Вольфганг Борхерт - Рассказы
-- Эй ты, молочная бутылка. Ты знаешь, что ты молочная бутылка?
-- Нет, -- отвечает она, -- этого я до сих пор не знала.
Они оба смеются. Куда ему, он слишком молод, думает она. Да, она такая же, как все, думает он. Перед ее кожей его разбирает страх. Он старается не шевелить руками. Совсем еще ребенок, думает она. Все они такие, все такие, думает он. Он не знает, что делать со своими руками, лежащими на ее груди.
-- Тебе холодно, -- говорит он, -- холодно, да?
-- Это в середине-то мая? -- смеется она. -- В середине мая?
-- Что ж, -- говорит он, -- ночью не удивительно.
-- Но ведь май на дворе, -- говорит она, -- середина мая. Слышишь, кукушка кукует, тише ты, слушай, кукушка кукует, слушай же, не дыши так громко, слушай, слушай: кукушка! Вот опять. Раз, два, три, четыре, пять -все? Нет! Шесть, семь, восемь, слышишь? И еще девять, одиннадцать, да слушай же: ку-ку, ку-ку, ку-ку, ку-ку... Пивная бутылка, порожняя пивная бутылка, вот кто ты, -- тихонько говорит женщина. Говорит презрительно, но и по матерински, и шепотом. Потому что мужчина спит.
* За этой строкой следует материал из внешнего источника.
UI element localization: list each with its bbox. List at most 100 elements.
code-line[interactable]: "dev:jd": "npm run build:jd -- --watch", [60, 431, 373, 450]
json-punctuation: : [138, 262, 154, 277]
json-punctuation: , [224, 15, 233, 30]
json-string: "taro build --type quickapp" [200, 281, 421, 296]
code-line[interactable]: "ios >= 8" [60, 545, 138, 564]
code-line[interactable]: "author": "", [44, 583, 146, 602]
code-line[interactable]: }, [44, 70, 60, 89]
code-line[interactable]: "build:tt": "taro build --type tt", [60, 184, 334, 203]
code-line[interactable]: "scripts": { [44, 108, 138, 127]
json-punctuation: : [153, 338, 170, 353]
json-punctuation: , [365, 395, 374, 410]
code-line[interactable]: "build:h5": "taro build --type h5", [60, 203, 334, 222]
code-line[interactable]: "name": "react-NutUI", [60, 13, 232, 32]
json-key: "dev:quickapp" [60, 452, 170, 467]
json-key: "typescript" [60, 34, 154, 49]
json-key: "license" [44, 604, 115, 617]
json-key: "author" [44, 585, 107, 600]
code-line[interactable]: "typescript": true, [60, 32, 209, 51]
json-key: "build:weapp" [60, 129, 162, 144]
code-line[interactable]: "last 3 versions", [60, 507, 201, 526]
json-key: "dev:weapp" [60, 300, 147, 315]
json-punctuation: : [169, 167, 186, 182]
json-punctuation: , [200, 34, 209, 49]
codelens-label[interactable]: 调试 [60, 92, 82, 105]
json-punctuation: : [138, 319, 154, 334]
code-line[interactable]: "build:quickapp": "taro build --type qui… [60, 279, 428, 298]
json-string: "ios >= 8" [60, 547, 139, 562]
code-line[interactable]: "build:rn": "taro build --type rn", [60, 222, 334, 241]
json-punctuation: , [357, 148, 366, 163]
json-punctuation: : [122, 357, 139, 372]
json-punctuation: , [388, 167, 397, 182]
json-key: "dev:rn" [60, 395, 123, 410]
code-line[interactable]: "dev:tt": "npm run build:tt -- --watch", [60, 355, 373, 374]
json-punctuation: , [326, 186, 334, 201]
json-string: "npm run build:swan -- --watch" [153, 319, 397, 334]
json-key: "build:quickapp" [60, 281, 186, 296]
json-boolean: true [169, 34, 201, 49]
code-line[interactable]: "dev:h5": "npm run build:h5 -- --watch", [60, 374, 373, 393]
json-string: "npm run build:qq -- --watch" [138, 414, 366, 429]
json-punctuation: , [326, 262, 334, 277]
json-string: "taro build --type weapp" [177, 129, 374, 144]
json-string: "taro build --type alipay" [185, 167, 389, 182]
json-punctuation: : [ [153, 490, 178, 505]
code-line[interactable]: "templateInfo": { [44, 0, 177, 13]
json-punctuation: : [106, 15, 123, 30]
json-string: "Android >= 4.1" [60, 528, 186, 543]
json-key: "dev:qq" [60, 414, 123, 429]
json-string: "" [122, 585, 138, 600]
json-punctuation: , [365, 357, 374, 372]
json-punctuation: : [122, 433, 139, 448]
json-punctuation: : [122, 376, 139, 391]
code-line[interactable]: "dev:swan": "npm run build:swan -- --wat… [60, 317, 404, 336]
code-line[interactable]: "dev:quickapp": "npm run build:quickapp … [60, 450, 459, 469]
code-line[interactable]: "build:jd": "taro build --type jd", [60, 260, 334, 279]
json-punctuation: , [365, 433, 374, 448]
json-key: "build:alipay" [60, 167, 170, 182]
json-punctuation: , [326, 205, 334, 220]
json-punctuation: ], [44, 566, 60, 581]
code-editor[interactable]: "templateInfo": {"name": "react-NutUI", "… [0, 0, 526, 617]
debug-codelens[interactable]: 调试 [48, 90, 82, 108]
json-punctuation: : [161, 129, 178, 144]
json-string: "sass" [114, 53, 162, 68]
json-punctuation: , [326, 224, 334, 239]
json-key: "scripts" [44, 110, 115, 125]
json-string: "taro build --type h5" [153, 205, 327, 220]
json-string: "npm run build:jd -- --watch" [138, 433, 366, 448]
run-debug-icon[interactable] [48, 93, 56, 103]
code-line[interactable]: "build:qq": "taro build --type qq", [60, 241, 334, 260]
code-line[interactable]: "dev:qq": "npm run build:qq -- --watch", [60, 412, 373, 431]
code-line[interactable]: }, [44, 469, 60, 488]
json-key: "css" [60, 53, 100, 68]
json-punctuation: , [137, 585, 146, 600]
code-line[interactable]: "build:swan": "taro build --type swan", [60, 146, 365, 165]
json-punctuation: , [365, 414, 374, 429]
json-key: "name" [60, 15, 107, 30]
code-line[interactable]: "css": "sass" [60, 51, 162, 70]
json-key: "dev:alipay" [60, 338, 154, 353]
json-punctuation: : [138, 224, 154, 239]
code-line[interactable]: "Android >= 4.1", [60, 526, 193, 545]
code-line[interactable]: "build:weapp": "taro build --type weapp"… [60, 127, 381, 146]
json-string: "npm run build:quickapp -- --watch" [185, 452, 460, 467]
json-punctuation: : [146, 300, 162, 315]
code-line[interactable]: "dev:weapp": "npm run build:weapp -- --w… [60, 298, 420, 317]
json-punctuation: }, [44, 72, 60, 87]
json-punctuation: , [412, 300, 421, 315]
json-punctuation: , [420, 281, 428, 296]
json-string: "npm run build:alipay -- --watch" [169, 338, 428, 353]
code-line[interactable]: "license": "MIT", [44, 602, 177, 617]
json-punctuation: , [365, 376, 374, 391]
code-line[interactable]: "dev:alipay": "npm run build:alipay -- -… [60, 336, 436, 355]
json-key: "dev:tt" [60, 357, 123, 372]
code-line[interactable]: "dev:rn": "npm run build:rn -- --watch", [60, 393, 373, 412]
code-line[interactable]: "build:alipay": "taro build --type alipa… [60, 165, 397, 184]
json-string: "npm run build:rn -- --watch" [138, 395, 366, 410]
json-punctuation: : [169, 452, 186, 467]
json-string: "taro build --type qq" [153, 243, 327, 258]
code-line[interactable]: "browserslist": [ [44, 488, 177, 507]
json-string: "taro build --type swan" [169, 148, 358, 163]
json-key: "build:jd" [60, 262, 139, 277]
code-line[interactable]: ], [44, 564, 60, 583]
Утро настает. За гардинами сереет. Наверно, скоро четыре. И уже опять кукует кукушка. Женщина не спит. Наверху кто-то ходит. Загудела машинка для резки хлеба -- раз, два... четыре, пять раз. Заурчал водопровод. Шаги -- в сенях, на лестнице. Дверь скрипит. Жилец сверху в половине шестого должен быть на верфи. Похоже, что уже половина пятого. Велосипед на улице. Кругом все светло-серо и уже чуть розовеет. Светлая серость медленно сочится от окна сквозь гардины -- к столу, к спинке стула, к карнизу на потолке, к золотой раме, к Психее и к руке, сжатой в кулак. Утром в половине пятого еще в предрассветной серости спящий человек сжимает кулак. Светлая серость сочится из окна сквозь гардину на лицо, на часть лба, на ухо. Женщина не спит, наверно уже давно. И не движется. Но у мужчины с кулаком, сжатым во сне, голова тяжелая. Вчера она упала ей на грудь. Уже половина пятого. А мужчина лежит, как лежал с вечера. Худой, долговязый юноша с кулаком и тяжелой головой. Когда женщина осторожно пытается отодвинуть от своего плеча его голову, она дотрагивается до его лица. Оно мокро. Что у него за лицо, думает светло-серая женщина на рассвете о мужчине, который пролежал с ней всю ночь, всю ночь проспал, сжимая кулак, а теперь лицо у него мокрое. И что это за лицо в светлой серости утра? Мокрое, длинное, несчастное, одичалое лицо. Мягкое лицо, серо-одинокое, дурное и хорошее. Лицо. Женщина осторожно высвобождает плечо из-под его головы и опускает ее на подушку. Тут женщина видит его рот. Рот смотрит на нее. Что это за рот? А рот на нее смотрит. Смотрит, покуда у нее глаза не заволакиваются слезами.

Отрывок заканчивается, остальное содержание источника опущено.